Cuarenta años de eximio humor musical
Lo que comenzó como una simple diversión universitaria, con jóvenes que tocaban unos instrumentos estrafalarios y cantaban temas propios bastante desfachatados, se convirtió a partir del 4 de setiembre de 1967 en una creciente catarata de éxitos que desembocó en el triunfal imperio artístico que todos gozamos en la actualidad.
Mucho de lo que ha pasado desde aquella fecha, en la que Gerardo Masana y sus amigos decidieron conformar el núcleo inicial de Les Luthiers, está exhibiéndose en el Centro Cultural Recoleta de Buenos Aires hasta el 16 de setiembre.
Allí se puede circular por unos largos corredores que conducen al espectador a través de cuarenta enormes paneles donde, año tras año, se cuenta la evolución del grupo mediante numerosas fotografías, entrevistas televisadas, reproducciones de partituras, carátulas de discos, programas editados en el extranjero y anécdotas varias.
La recorrida concluye con la exhibición de la estatuilla del «Premio Mastropiero» que Les Luthiers utiliza en su último espectáculo.
Otro sector permite escuchar, cómodamente sentados y con audífonos individuales, las versiones musicales que el grupo interpretó a lo largo de los años, agrupadas según los géneros: música culta, jazz, tango, folclore y otras variedades populares.
Más allá está la exposición de los célebres instrumentos informales, con focos que se encienden iluminándolos de a uno por turno, mientras en los parlantes se escucha el sonido del artefacto respectivo.
Allí están el dactilófono, el bass pipe a vara, el gom horn, la manguelódica pneumática, el robot Antenor y otros que el público puede ver de cerca por primera vez.
Tocata y fuga en la expo
En una enorme carpa climatizada y acondicionada, se desarrollan las conferencias, talleres, homenajes, exhibición de videos, entrevistas y debates, con intervención de los cinco luthiers y el público que abarrota diariamente la Expo y que luego se saca fotos con los artistas y solicita sus autógrafos.
Allí se brindan también los recitales de conjuntos invitados.
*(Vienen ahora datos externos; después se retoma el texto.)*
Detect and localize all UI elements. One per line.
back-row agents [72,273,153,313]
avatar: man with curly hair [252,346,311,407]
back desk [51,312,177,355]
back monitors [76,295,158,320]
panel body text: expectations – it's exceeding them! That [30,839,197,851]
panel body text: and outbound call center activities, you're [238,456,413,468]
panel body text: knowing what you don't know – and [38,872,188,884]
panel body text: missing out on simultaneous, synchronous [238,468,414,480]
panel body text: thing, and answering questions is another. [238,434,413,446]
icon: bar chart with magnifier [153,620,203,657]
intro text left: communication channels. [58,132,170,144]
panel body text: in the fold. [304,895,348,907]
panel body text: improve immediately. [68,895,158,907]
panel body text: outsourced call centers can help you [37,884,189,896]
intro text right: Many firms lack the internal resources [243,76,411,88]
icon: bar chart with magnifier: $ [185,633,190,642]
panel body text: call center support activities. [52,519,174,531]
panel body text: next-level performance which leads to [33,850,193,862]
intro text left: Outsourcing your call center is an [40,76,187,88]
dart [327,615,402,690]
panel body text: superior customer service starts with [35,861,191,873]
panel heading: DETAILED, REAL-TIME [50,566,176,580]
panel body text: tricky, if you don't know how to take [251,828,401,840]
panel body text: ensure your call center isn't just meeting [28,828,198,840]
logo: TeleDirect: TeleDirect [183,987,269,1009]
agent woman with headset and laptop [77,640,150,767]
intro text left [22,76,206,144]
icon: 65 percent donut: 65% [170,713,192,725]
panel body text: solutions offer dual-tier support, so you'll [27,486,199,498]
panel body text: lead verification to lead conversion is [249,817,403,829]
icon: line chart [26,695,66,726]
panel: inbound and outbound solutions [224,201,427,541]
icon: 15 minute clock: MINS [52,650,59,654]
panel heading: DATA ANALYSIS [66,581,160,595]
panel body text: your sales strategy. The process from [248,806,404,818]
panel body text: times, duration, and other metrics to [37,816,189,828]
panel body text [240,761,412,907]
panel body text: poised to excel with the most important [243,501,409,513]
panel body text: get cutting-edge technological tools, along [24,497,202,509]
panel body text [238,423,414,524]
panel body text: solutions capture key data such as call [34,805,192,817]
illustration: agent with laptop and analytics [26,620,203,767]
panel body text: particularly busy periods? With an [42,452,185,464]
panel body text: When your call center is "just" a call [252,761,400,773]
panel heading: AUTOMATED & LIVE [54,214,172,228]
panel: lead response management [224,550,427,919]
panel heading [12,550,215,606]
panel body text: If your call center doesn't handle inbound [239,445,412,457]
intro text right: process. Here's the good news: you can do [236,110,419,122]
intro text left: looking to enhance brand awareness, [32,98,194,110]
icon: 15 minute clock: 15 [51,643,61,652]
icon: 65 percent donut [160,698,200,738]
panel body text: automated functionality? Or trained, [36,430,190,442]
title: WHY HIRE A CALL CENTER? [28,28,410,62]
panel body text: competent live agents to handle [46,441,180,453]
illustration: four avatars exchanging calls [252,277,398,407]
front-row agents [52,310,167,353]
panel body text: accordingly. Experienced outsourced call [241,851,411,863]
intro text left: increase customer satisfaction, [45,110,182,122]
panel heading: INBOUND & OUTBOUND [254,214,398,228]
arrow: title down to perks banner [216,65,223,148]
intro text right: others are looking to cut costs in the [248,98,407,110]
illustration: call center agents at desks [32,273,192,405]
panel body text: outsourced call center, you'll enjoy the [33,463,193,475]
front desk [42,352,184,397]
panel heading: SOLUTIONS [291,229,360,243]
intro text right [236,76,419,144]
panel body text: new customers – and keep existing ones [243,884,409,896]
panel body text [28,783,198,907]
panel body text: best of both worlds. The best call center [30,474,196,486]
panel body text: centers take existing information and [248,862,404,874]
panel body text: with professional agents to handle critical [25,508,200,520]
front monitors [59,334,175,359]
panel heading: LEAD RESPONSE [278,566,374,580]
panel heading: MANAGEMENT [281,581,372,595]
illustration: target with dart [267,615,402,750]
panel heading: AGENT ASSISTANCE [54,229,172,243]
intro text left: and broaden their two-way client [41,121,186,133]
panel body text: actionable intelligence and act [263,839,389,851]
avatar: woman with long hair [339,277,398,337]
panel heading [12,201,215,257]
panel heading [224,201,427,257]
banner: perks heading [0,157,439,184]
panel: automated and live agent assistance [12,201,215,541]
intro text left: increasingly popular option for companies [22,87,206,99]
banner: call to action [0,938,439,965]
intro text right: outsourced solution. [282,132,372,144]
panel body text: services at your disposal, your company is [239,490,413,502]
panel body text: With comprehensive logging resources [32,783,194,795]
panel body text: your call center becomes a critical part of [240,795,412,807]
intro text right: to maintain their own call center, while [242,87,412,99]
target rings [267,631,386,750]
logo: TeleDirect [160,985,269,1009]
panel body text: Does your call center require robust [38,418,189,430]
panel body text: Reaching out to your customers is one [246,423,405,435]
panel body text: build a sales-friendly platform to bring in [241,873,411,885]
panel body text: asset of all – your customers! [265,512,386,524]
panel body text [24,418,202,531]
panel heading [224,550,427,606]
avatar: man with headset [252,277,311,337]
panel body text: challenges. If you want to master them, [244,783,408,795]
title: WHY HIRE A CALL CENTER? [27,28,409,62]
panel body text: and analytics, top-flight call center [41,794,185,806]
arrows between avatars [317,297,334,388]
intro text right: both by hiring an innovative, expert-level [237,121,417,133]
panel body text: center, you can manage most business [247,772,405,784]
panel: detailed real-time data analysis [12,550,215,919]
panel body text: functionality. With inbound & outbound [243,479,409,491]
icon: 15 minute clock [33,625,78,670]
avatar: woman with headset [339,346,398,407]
Anteayer estuvieron los Latin Boys de Bahía Blanca, y anteriormente actuaron Los Bípedos de Mendoza, Tararier de Chile, I Momenti de Rosario y otros. Uruguay estará presente el sábado y domingo próximos con Tocata y Fuga, el sexteto que desde 2001 presenta espectáculos que muestran la clara influencia del grupo argentino. Dos de ellos fueron Inespectáculo Olvidable y Con Cierto Desconcierto, nominados como Mejor espectáculo musical para los premios Florencio.
Tocata y Fuga cuenta con la dirección de Hugo Giacchino y está integrado con Gabriel Alonso, Jorge Damseaux, Gerardo García, César Herrera, Carlos Maiuri y Marcelo Pallarés. Las obras que serán representadas son «Tanguez» (variaciones de texto sobre la misma música típica), la ópera «El olvido» (historia de calamidades con final inesperado), «El carpincho Cucurucho» (cuento musical infantil) y el «Himno de la OMPEP» (Organización Mundial para el Estudio de la Pelotudez).
Toda la Expo es una invitación al placer y el goce de agradecer y compartir con Les Luthiers cuarenta años de diversión inteligente. Antes de retirarse, aquellos visitantes que lo deseen pueden anotar sus impresiones en un álbum destinado a ese efecto. Una rápida e indiscreta lectura permite apreciar desde declaraciones de incondicionales que admiten que Les Luthiers les ha cambiado la vida, hasta fanáticas exclamaciones del tipo «¡No se mueran nunca!».
No sólo no piensan morirse, sino que ya están preparando los números para el nuevo show de 2008. Estos tipos no descansan, les brota el torrente de creatividad. Son inagotables.